8. Meminta Ruang

268 40 0
                                    

Mohon maaf, Kawan, babnya tidak berurutan. Pastikan ini lanjutan dari bab terakhir yang kalian baca ya🤗

****

Naren tak lekas menaiki tangga menuju kamar. Langkahnya sontak terhenti di bawah tangga kala mendengar suara papanya. Ia memutar arah menuju ruang tengah dan mendapati beberapa orang melakukan suatu hal di sana.

“Tolong pindahkan ke gudang semuanya!” Rama tampak memberi titah pada dua orang pekerja yang tengah melepas beberapa pigura di rumahnya.

Naren semakin mendekat dengan cepat. Perasaannya mendadak tidak enak. Ia mengambil salah satu pigura yang diletakkan di sebuah kardus besar. Netranya sontak membelalak kala mendapati figur mamanya terpampang dalam pigura. Ia mengecek semua pigura yang diturunkan, sadar jika semua itu adalah foto yang terdapat potret sang mama di dalamnya.

Naren meletakkan kembali pigura yang sempat ia ambil. Fokusnya teralihkan pada Rama yang sedari tadi telah memperhatikan dirinya. “Papa apa-apaan turunin semua foto mama?”

Rama menghela napas pelan. Ia sudah menebak siapa orang paling tidak terima kala dirinya melakukan hal ini. Terbukti di hadapannya kini Naren berdiri dengan sirat amarah di wajahnya. “Udah saatnya kita buka lembaran baru, Naren. Lupain yang udah nggak ada!”

Emosi Naren memuncak usai kalimat itu terlontar dari sang papa. Ia semakin berjalan mendekat hingga jarak mereka hanya tersisa tak sampai satu meter. Naren tak punya niatan untuk menurunkan pandang, masa bodoh jika sosok di depannya berprotes sebab ia tidak sopan.

“Lembaran baru apa, Pa? Lupain siapa? Papa pikir Papa berhak bilang begitu ke aku?” Naren berucap dalam nada keras. Membuat dua orang lain yang ada di dekat sepasang ayah anak itu sejenak menghentikan kegiatan mereka.

“Terserah kamu kalau ingin terus-terusan terjebak dengan masa lalu. Papa nggak tertarik mengikuti jejak kamu.”

Naren menyunggingkan senyum miring. “Papa pikir dengan membuang semua foto mama, Papa bisa lepas gitu aja? Papa pikir dengan Papa kencan dengan wanita lain, semua akan selesai? Enggak, Pa! Rasa penyesalan itu enggak akan pernah pergi dari hidup Papa sekeras apa pun Papa mencoba mengelak,” ucap Naren penuh penekanan.

“Naren!”

“Kenapa, Pa? Bahkan saat aku cuma bilang begitu, Papa inget mama, ‘kan? Jangan lupain kalau semua itu salah Papa. Papa yang udah bikin mama pergi hari itu.”

Bug

Satu pukulan mendarat di pipi Naren usai lelaki itu mengakhiri kalimatnya. Tubuhnya sedikit oleng sebab ia tak siap dengan serangan dari Rama. Tanpa bisa Naren sangka, sang papa menarik kerah bajunya. Sekali lagi menghajar pipinya hingga ia terjatuh.

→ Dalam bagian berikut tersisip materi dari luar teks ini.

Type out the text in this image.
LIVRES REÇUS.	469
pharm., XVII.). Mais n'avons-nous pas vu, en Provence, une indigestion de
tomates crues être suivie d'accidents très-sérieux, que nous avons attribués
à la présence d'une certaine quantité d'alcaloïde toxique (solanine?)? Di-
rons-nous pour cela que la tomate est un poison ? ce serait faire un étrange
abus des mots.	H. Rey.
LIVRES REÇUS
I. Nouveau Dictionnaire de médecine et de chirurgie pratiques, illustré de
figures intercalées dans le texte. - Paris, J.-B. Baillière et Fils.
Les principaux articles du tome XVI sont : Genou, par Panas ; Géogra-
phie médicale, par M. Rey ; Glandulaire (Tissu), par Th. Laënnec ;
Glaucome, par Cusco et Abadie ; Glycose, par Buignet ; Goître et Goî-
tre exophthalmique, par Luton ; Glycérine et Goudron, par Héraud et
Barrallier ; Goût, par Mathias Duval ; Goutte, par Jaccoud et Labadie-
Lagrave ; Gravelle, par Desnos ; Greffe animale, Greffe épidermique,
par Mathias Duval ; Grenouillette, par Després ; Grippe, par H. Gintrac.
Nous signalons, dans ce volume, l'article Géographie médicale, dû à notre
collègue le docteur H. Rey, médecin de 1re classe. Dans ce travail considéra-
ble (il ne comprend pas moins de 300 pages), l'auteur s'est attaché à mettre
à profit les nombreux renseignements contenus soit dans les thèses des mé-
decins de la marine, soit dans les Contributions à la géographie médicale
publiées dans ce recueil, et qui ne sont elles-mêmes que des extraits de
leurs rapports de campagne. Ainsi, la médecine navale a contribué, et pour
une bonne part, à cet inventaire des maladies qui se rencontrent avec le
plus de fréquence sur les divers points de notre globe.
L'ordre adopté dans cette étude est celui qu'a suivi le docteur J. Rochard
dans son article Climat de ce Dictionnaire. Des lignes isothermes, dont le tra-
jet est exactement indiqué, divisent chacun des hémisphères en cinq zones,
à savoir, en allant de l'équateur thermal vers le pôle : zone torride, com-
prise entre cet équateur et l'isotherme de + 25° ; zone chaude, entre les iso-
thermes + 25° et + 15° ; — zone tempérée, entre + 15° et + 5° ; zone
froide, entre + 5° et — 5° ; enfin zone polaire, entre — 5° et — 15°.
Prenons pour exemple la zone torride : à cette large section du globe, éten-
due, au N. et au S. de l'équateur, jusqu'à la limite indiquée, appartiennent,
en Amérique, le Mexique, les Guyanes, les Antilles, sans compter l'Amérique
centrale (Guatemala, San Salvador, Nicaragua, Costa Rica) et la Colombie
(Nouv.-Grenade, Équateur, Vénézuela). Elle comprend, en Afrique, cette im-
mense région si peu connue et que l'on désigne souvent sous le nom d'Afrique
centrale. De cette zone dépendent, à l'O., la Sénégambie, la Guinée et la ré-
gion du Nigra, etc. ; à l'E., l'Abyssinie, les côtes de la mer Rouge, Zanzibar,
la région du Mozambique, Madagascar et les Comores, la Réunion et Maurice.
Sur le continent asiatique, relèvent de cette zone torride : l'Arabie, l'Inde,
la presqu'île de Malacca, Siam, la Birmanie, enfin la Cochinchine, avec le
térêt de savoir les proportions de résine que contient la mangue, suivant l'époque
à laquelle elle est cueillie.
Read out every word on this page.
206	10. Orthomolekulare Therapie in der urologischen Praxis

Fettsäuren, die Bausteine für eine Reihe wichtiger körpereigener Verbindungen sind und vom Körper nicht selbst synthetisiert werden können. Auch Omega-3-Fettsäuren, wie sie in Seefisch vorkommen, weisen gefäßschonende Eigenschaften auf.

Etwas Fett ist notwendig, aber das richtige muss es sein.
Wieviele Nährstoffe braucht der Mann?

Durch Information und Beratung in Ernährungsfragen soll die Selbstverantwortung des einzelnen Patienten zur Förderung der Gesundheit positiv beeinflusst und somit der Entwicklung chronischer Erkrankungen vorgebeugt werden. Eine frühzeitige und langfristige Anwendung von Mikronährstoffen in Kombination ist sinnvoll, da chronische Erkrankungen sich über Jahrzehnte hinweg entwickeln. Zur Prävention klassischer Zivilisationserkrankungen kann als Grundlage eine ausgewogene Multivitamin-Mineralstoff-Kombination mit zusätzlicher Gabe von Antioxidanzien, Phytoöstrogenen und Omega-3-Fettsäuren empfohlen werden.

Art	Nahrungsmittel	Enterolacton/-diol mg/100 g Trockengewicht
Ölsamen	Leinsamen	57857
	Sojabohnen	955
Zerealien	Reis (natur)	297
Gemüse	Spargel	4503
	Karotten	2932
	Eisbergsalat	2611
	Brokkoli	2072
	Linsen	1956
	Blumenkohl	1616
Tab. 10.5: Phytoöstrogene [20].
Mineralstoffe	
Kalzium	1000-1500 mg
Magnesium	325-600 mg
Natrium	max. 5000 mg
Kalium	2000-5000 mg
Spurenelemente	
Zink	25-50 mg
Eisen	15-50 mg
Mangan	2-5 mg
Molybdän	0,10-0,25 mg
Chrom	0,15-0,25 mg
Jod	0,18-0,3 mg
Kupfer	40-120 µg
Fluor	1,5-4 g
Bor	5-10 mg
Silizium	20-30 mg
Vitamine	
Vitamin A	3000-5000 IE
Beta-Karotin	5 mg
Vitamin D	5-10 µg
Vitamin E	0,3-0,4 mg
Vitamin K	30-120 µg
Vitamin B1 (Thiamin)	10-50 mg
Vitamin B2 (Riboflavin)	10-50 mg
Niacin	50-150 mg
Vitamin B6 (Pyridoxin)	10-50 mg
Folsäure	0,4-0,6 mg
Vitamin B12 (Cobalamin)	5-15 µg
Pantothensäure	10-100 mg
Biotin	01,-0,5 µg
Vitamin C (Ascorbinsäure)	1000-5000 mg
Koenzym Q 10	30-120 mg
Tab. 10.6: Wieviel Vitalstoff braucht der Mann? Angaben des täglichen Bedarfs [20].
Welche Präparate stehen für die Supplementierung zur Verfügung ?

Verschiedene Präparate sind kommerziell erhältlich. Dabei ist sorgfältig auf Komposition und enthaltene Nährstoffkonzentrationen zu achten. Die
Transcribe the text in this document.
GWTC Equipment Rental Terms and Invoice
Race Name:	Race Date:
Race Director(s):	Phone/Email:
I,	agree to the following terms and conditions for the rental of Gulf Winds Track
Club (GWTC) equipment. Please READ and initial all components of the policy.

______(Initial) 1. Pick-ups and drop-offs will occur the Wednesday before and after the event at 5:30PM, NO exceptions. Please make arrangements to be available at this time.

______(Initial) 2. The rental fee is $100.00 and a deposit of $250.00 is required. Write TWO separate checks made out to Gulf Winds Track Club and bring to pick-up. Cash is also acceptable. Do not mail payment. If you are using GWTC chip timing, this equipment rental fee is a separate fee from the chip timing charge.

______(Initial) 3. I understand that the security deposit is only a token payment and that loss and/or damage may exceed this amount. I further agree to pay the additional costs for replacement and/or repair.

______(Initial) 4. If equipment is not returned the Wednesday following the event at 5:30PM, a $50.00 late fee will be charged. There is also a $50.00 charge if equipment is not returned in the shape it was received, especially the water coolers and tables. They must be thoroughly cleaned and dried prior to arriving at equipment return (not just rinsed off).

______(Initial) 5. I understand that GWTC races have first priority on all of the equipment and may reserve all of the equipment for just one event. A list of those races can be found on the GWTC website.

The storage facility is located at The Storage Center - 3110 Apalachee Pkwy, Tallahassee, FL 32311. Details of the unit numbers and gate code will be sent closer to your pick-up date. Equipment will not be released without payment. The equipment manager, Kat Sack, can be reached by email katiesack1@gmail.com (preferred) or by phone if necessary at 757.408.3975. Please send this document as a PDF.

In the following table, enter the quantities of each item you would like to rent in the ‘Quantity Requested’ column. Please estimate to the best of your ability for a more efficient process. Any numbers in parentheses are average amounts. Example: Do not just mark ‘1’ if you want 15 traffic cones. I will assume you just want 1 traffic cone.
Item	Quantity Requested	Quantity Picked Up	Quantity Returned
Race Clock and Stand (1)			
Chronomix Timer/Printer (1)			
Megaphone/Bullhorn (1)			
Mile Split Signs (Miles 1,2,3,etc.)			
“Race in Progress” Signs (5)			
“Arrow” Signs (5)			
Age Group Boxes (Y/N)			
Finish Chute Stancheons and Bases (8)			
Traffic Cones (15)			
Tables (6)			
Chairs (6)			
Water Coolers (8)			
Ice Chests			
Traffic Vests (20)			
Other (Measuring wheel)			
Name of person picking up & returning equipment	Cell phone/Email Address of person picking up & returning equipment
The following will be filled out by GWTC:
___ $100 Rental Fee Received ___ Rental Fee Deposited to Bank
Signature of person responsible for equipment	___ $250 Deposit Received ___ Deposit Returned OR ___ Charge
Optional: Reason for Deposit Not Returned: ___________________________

Rama jelas tak dapat terima ketika siapa pun itu, mengungkit masa lalu. Terlebih, menyalahkan dan memojokkan dirinya mengenai sebuah kesalahan. “Jaga bicaramu terhadap Papa! Jangan membuat asumsi bodoh seperti itu seolah-olah Papa nggak punya harga diri!” Usai berucap penuh penekanan, Rama berlalu. Meninggalkan Naren yang terduduk di lantai.

Naren mengusap sudut bibirnya, berdecak kala didapati bercak merah di sana. Pukulan Rama bukan main-main. Namun, lebih dari apa yang Naren rasakan pada goresan di sudut bibirnya itu, hatinya lebih dalam merasakan kesakitan.

“Jangan buang foto-foto itu, taruh di kamar saya!”

***

Naren duduk di lantai teras balkon kamarnya dengan tubuh ia sandarkan pada tembok. Kedua kaki ia tekuk, kepalanya tertunduk. Satu tangan lelaki itu meremas ponsel yang dipegang. Beberapa saat Naren tertahan dalam posisi itu, hingga ia mengangkat kepala. Meluruskan satu kaki lantas netranya berpusat menatap layar ponsel.